Convention Abbreviation: CCPR
des communications présentées en vertu du Protocole facultatif
se rapportant au Pacte international relatif aux droits civils et politiques
- Quatre-vingt-troisième session -
Communication No. 1356/2005
Au nom de: L'auteur
État partie: Espagne
Date de la communication initiale: 12 décembre 2004
Le Comité des droits de l'homme, institué en vertu de l'article 28 du Pacte international relatif aux droits civils et politiques,
Réuni le 29 mars 2005,
Adopte ce qui suit:
Exposé des faits
2.1 Le 9 décembre 2001, la deuxième chambre du tribunal provincial d'Almería (Audiencia Provincial) a condamné l'auteur à sept ans et demi d'emprisonnement pour destruction de biens, tentative d'homicide et fabrication illégale d'explosifs, et à un an d'emprisonnement pour menaces continues. (1)
2.2 L'auteur a interjeté appel de la décision devant le Tribunal suprême (Tribunal Supremo) en faisant valoir des violations des garanties de procédure et de droits substantiels. Le 12 décembre 2002, le Tribunal suprême a déclaré l'appel irrecevable. L'auteur a alors engagé un recours en amparo devant le Tribunal constitutionnel (Tribunal Constitucional), qui l'a rejeté le 20 octobre 2004.
Teneur de la plainte
3.1 La plainte de l'auteur concerne essentiellement le droit à un recours effectif contre une déclaration de culpabilité et une condamnation.
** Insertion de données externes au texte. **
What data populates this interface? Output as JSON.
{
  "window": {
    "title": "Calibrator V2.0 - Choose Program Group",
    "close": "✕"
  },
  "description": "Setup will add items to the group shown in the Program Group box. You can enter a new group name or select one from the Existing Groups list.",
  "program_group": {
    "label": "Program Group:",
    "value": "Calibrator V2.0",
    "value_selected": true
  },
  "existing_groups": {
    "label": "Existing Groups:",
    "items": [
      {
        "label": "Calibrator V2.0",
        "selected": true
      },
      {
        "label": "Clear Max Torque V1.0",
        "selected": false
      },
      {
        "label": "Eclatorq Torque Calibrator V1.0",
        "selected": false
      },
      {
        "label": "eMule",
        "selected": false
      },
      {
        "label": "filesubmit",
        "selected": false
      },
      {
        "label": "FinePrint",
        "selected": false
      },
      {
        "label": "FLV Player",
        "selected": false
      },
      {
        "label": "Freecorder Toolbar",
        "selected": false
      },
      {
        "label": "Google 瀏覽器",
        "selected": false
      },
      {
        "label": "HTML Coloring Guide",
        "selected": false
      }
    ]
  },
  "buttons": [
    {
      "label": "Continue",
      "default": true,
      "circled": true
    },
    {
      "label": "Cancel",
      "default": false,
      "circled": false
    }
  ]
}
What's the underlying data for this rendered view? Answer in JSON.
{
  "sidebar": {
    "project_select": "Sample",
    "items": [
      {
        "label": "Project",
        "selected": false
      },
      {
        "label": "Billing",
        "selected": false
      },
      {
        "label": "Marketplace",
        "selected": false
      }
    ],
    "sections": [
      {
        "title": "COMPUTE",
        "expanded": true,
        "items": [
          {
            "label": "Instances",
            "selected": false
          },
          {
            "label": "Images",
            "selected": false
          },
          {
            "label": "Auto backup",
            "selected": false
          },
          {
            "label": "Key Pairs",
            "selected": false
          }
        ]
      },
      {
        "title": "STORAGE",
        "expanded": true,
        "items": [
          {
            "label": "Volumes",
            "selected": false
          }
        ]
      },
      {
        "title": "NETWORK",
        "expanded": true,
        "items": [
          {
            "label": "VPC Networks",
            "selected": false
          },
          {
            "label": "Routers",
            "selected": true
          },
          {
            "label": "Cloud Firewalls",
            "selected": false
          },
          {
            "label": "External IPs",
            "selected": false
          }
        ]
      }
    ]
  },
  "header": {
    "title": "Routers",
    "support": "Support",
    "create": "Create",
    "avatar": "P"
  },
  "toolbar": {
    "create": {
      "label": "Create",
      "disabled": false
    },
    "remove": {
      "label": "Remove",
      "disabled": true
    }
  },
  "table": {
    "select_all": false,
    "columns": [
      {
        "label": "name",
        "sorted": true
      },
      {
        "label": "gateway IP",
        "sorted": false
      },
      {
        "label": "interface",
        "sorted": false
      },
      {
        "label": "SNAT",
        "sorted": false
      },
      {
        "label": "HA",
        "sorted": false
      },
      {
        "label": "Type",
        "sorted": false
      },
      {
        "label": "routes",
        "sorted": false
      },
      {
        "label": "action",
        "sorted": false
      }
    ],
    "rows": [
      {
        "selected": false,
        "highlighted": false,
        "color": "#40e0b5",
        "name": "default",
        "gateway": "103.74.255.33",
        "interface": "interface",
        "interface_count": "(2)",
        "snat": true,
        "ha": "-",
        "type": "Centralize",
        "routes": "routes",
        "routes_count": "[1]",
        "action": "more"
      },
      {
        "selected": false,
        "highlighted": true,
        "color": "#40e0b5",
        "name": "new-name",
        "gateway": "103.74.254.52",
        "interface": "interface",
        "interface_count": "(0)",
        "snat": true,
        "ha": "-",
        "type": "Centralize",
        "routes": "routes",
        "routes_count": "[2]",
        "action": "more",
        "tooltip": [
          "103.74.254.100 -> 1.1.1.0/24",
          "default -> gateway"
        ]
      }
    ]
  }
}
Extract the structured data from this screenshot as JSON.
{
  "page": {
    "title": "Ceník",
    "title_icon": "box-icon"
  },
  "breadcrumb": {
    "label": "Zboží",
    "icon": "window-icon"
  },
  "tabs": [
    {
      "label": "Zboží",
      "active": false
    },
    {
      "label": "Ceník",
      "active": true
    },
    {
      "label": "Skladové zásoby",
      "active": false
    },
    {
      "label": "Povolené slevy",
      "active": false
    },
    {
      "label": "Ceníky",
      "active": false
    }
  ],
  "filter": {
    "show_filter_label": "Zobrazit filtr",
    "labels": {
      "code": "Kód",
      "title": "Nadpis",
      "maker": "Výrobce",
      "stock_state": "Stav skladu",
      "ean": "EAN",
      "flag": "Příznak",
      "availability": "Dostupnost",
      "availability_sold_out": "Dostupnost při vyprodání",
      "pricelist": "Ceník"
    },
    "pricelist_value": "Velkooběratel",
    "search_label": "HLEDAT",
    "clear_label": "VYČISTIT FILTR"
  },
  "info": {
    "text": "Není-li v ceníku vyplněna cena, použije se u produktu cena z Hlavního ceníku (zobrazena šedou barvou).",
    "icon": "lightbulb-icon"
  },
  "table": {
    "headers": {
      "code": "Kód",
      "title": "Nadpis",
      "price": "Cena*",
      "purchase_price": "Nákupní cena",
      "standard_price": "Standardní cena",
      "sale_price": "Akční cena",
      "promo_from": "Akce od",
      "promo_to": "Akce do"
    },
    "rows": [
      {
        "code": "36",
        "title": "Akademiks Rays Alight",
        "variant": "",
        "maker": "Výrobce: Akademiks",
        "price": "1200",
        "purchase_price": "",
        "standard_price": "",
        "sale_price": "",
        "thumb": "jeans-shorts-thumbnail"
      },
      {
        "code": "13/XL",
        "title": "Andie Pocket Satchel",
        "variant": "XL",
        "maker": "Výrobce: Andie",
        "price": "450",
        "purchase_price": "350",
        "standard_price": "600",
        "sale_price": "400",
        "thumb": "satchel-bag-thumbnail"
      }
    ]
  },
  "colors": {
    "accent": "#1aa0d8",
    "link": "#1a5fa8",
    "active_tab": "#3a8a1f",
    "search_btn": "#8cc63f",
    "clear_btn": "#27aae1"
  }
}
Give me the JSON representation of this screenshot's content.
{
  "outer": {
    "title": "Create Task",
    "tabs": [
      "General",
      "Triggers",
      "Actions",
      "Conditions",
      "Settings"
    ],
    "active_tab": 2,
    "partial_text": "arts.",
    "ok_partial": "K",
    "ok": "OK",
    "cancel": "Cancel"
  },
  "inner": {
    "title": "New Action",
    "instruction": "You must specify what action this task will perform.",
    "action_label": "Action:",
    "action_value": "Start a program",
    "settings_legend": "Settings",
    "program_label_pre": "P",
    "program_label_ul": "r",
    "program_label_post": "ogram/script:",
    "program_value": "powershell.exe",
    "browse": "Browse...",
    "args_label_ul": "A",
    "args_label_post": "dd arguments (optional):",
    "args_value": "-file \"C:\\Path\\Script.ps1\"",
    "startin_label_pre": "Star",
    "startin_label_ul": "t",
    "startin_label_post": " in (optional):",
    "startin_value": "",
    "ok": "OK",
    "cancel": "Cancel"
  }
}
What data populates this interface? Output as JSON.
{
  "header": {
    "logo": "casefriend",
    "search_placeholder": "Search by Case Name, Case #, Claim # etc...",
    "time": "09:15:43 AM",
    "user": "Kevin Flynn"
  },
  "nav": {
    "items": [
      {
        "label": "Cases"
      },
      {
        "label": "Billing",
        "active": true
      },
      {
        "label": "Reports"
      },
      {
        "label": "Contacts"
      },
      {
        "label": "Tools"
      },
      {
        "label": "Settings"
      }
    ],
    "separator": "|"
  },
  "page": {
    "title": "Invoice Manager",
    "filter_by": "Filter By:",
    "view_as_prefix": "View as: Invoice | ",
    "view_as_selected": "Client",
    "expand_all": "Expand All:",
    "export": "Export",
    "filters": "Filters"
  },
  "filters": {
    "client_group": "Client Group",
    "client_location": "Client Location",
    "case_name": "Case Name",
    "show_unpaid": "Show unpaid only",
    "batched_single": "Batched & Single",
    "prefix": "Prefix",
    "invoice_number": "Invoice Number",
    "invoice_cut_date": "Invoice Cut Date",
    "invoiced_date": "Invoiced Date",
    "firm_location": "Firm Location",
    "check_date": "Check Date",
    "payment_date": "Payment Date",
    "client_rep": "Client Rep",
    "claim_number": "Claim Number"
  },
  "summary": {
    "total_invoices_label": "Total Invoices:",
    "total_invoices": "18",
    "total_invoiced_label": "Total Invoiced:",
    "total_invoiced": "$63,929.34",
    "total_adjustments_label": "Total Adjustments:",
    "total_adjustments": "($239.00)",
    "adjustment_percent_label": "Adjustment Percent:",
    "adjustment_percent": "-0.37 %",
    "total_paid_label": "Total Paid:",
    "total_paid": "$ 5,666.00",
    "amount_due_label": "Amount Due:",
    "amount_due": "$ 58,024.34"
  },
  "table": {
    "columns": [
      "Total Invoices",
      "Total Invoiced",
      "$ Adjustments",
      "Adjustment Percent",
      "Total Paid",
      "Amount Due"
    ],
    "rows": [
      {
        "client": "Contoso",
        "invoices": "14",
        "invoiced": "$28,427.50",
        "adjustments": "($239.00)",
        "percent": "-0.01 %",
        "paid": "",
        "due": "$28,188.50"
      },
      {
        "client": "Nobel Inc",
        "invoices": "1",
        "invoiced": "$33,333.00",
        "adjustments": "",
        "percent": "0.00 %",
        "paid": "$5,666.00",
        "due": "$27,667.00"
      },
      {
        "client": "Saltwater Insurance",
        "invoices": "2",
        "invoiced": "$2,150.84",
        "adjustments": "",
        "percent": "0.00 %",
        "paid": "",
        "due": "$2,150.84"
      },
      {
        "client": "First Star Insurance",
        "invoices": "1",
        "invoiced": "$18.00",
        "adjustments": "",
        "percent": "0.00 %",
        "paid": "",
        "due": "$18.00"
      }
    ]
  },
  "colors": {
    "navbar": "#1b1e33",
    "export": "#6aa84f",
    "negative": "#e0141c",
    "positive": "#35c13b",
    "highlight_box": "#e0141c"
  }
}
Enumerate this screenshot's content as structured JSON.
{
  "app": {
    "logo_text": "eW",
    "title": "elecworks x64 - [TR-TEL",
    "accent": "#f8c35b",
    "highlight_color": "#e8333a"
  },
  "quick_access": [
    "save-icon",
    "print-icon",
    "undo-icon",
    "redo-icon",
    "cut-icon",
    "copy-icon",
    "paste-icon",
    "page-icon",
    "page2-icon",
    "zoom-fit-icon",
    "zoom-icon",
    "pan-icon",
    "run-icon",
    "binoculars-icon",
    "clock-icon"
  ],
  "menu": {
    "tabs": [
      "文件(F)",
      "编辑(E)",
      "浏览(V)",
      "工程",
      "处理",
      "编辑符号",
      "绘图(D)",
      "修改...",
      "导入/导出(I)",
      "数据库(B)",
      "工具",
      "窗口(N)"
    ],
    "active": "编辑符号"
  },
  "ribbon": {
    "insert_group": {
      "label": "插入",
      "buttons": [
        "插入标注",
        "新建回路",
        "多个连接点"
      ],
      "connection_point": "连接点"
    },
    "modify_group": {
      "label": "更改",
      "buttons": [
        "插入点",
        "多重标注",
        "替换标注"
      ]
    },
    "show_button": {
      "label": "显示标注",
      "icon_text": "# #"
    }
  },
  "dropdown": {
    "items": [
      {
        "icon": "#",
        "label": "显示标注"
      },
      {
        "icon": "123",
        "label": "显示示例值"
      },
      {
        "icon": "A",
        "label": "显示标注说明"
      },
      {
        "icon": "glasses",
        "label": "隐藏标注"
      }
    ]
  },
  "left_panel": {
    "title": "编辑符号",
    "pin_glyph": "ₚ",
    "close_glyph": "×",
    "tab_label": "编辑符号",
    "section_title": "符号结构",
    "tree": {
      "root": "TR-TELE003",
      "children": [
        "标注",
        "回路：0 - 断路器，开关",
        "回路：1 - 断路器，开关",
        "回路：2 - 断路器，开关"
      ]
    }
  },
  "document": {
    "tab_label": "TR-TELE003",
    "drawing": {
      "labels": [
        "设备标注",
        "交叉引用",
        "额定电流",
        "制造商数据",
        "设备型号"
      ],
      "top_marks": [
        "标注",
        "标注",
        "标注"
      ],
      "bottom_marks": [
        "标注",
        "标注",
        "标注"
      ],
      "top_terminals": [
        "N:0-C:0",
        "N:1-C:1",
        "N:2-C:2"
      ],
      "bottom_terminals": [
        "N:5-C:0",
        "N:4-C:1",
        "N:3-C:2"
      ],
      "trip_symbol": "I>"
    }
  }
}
L'auteur fait valoir que la loi de procédure pénale espagnole (Ley de Enjuiciamiento Criminal) viole le paragraphe 5 de l'article 14 et l'article 26 du Pacte dans la mesure où les affaires dans lesquelles les prévenus sont accusés des infractions les plus graves sont instruites par un juge unique (Juzgado de Instrucción) qui dirige toute l'instruction et renvoie l'affaire, lorsqu'elle est en état d'être jugée, au tribunal provincial (Audiencia Provincial), où un collège de trois juges conduit le procès et statue sur l'affaire. Leur décision ne peut donner lieu à un contrôle juridictionnel que dans un nombre très limité de cas. Toutes les décisions sur les éléments de fait prises par les juridictions inférieures étant définitives, le Tribunal suprême n'a pas la possibilité de réexaminer les éléments de preuve. En revanche, les affaires concernant des infractions moins graves, dans lesquelles les condamnés encourent des peines de prison de moins de six ans, sont instruites par un juge unique (Juzgado de Instrucción) qui renvoie l'affaire, lorsqu'elle est en état d'être jugée, à un juge ad quo unique (Juzgado de lo Penal), dont la décision peut être contestée devant le tribunal provincial (Audiencia Provincial), procédure qui assure un contrôle effectif non seulement de l'application du droit, mais également de la qualification des faits.
3.2 Selon l'auteur, le Tribunal suprême ne procédant pas à une nouvelle appréciation des éléments de preuve, le système judiciaire espagnol ne garantit pas le droit de faire examiner par une juridiction supérieure la déclaration de culpabilité et la condamnation conformément à la loi (par. 5 de l'article 14 du Pacte). Il soutient que le Tribunal suprême a rejeté son recours pour des motifs formels et procéduraux, sans avoir réexaminé les éléments de preuve établis par la juridiction inférieure. Dans son arrêt, le Tribunal constitutionnel a indiqué qu'il n'était pas compétent pour apprécier les éléments de preuve établis par la juridiction de jugement, ou pour contrôler les conclusions du Tribunal suprême.
Examen concernant la recevabilité
4.1 Avant d'examiner une plainte soumise dans une communication, le Comité des droits de l'homme doit, conformément à l'article 93 de son règlement intérieur, déterminer si cette communication est recevable en vertu du Protocole facultatif se rapportant au Pacte.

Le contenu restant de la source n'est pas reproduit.